これからも時代を超えて伝えられる人の姿をつくり,求めていきたいですね
自分さがしとしての人形づくり
 いろんなことが一段落して,下の子も四歳ぐらいになった頃でしょうか,「もう一度,自分が本当にやりたいことに挑戦したい」という気持ちが心の奥から湧いてきました。それは「人形をもう一度つくりたい」という欲求です。結婚前,もともとは好きな絵のモチーフにするために始めた人形づくりだったのですが,いつしか絵を描くことよりも人形づくりそのものに夢中になっていました。当時はノーマン・ロックウェルという古き良き時代のアメリカを描いて有名な画家の絵を,正確に人形にするといったことをしていたのですが,こんどは自分だけのオリジナルな人形をつくってみたいと考えるようになりました。
 それからの二年間は縫製の内職の合間を縫って,独学で人形づくりのトレーニングを始めたんです。
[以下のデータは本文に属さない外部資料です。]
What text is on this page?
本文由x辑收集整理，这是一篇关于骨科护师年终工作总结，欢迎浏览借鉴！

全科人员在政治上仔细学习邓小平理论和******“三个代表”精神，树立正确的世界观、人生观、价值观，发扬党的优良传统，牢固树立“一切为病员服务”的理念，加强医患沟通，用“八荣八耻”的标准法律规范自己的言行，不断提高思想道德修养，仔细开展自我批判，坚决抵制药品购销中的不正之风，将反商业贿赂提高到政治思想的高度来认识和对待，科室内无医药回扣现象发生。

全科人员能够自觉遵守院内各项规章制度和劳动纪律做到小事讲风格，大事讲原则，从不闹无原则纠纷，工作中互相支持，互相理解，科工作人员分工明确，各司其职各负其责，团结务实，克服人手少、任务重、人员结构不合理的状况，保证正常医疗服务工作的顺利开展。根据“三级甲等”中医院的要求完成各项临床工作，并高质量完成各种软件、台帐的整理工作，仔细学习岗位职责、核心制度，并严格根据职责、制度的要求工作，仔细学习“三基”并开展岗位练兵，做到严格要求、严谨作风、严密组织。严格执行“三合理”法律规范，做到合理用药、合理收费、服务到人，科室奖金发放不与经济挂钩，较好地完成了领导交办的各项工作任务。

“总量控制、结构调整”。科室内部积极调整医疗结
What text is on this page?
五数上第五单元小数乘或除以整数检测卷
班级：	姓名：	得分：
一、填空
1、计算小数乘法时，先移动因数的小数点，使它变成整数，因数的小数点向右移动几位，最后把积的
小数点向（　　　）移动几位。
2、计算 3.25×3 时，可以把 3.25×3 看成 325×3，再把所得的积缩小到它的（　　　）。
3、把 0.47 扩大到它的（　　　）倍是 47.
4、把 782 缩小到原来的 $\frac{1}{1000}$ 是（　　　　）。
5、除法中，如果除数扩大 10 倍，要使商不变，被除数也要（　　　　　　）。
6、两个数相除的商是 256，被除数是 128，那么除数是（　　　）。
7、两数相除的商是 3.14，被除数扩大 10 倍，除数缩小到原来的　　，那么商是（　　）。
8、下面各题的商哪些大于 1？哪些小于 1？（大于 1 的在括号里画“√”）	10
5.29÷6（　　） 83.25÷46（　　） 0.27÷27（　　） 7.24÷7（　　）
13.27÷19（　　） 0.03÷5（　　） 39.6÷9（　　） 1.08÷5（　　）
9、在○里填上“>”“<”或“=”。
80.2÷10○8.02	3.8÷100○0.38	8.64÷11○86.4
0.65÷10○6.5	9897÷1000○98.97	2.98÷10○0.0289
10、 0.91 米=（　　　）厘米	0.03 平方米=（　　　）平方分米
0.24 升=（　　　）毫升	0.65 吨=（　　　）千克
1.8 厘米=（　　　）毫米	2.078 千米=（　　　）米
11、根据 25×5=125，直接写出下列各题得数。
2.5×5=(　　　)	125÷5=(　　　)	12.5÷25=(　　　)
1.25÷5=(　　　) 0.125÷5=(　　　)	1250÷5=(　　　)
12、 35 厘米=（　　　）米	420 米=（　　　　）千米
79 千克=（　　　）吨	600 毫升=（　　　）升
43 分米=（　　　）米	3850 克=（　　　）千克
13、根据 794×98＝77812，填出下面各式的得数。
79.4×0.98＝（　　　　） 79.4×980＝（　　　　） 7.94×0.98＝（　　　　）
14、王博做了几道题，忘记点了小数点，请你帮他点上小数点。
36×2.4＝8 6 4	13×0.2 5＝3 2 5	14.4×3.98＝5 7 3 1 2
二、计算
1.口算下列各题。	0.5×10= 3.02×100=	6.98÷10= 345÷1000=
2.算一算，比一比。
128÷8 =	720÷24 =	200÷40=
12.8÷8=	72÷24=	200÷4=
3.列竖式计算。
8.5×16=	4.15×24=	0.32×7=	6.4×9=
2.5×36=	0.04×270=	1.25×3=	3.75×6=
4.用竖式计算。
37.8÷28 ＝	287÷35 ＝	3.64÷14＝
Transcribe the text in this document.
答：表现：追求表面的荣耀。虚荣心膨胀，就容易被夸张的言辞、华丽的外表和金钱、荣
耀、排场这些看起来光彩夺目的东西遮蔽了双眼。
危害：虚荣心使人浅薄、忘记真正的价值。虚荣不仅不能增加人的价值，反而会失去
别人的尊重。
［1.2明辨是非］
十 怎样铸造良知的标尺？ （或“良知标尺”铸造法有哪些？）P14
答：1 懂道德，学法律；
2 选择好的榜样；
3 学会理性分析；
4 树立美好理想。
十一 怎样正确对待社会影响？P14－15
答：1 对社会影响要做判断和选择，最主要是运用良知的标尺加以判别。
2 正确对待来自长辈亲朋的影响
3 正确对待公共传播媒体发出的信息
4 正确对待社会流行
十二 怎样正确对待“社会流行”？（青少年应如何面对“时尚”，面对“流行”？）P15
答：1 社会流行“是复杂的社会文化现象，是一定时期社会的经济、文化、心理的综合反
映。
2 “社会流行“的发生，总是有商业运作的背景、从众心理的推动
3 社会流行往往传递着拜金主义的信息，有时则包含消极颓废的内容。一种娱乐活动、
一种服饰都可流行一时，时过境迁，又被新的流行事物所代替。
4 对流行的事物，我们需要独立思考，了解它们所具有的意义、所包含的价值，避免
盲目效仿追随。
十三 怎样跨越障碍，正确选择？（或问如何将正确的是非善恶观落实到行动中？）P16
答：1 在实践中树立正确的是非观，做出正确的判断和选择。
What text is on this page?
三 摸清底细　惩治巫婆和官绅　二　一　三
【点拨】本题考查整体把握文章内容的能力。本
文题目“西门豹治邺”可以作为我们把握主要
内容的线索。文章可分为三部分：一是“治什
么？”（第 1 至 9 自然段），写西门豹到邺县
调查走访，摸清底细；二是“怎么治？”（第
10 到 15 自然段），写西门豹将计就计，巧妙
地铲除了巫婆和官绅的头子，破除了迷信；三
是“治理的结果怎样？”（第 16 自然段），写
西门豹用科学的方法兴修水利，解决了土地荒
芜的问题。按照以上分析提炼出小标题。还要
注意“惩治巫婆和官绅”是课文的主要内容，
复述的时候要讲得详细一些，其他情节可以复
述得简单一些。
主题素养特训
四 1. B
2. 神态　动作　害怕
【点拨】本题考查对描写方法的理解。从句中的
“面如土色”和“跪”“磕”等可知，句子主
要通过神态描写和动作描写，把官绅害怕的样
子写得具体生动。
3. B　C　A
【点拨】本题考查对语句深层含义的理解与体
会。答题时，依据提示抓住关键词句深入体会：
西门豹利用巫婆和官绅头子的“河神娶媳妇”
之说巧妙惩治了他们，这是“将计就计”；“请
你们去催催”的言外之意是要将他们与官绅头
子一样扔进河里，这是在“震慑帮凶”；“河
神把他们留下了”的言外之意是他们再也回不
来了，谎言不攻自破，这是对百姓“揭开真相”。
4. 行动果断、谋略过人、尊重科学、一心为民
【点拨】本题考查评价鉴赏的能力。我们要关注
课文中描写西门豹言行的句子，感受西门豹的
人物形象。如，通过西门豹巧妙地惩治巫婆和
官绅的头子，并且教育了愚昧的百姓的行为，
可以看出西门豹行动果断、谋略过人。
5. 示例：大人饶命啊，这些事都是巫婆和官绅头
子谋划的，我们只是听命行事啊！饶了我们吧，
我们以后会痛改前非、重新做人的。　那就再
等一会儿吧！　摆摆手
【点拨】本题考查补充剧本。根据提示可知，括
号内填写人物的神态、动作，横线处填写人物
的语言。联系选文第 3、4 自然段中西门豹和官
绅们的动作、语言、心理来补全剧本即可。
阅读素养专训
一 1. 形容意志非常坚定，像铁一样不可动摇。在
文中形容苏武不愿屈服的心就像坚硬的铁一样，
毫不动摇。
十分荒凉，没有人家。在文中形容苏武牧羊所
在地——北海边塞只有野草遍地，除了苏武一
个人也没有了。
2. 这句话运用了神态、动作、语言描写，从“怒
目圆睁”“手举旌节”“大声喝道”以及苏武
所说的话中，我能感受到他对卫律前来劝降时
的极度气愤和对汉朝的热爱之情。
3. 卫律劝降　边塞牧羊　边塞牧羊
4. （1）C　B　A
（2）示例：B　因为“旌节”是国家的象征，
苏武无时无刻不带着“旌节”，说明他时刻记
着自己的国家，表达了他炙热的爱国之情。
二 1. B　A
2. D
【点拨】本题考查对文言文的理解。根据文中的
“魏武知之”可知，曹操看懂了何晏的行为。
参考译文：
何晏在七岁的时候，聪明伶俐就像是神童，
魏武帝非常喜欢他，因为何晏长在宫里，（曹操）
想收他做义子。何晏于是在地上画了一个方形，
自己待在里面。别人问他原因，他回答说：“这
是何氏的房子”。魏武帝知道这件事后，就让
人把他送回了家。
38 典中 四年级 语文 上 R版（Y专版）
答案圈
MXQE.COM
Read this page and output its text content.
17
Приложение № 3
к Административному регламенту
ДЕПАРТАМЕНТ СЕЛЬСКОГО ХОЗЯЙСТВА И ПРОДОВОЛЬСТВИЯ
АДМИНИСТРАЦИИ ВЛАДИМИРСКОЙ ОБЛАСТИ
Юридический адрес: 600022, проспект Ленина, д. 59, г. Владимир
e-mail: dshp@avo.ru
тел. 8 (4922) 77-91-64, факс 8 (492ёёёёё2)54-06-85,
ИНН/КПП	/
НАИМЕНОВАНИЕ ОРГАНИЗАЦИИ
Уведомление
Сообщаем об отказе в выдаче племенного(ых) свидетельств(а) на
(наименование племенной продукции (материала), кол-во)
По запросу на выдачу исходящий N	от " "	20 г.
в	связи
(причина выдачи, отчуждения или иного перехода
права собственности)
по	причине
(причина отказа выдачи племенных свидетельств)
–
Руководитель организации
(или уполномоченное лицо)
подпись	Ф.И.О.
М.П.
幸い五月人形で有名な岩槻市のそばに住んでいたこともあり,桐粉という桐の木を削ってつくるすばらしい素材にも出会うことができました。
 一方の題材探しですが,最初に思い浮かんだのが管理社会,競争社会の中で,悩み苦しんでいる四十代,五十代の人たちのことでした。「彼らが見て何かホッとできる人形をつくりたい」という思いがありました。また,ほぼ時を同じくして優等生だった小学生の娘が不登校になったこともあり,「貧しくても人々がいきいきと生活していた時代。子どもが子どもらしく生きていた時代を,今の子どもたちやかつての子どもたちに感じてほしい」という思いが強くなり,昭和三十年代の庶民の暮らしを中心に「お母さん」や「友だち」や「家族」などをモチーフに人形づくりをスタートさせました。

ひとり歩きを始めた人形たち
 おかげさまで初めて開いた個展が好評のうちに終わり,偶然にも素晴らしい人たちとのめぐり合いを経て,その後も私のつくった人形たちは「昭和のこどもたち」という名称で日本中の美術館やデパートに招かれては,会いにきたかつての子どもたちに「ほら笑って,人はみな同じだよ」と精一杯の笑顔をふりまいています(笑)。
 お客さんに尋ねると,みなさん口コミで知って訪れる人が多いんです。人形を見てはホッとした笑顔を見せる人もいれば,涙ぐむ人もいて,こうなると彼ら人形たちは作者である私自身を置き去りに,見る人の思いを糧としてどんどん成長し,ひとり歩きを始めているようでもあります。彼らの母親である私としてはうれしい反面,取り残されたようでちょっと複雑な気持ちですね(笑)。
 これまでの人生を振り返ると,心に描いたものをかたちにあらわすことの楽しさが,いつしか知らず知らずのうちに夢を追う力となって,自分自身の未来を切り拓いてくれたように思います。
 人形「昭和のこどもたち」は終演となりましたが,子どもたちはブロンズによる彫塑作品となって新たな夢を生みの親に残してくれました。それらは今,かつてのわんぱくでたくましい,あるがままの少年少女の姿となって岐阜県高山市の美しい自然のもと,りんとして立っております。私自身は現在,自然に恵まれた環境の中で季節の移ろいに目を奪われる日々を過ごしておりますが,持って生まれた性なのでしょうか,次のテーマの構想がぼんやりと脳裏をよぎることがあります。それらは「明るくたくましく働く人たち」の姿です。「大地を耕す人」や「ものづくりに汗を流す人」など,人は仕事の中に自分の価値や存在を見い出したときに,生きる力や意欲といったものが,生まれるのではないかと思うからです。
 子どもの人形から成長したおとなの人形へ,毎日語り合う日々がまたいつか訪れそうな予感がします。こんどはゆっくり,質の高い仕事をしたいと思っています。
 だけど,これって,結局自分自身とお付き合いする作業なのかもしれませんね(笑)。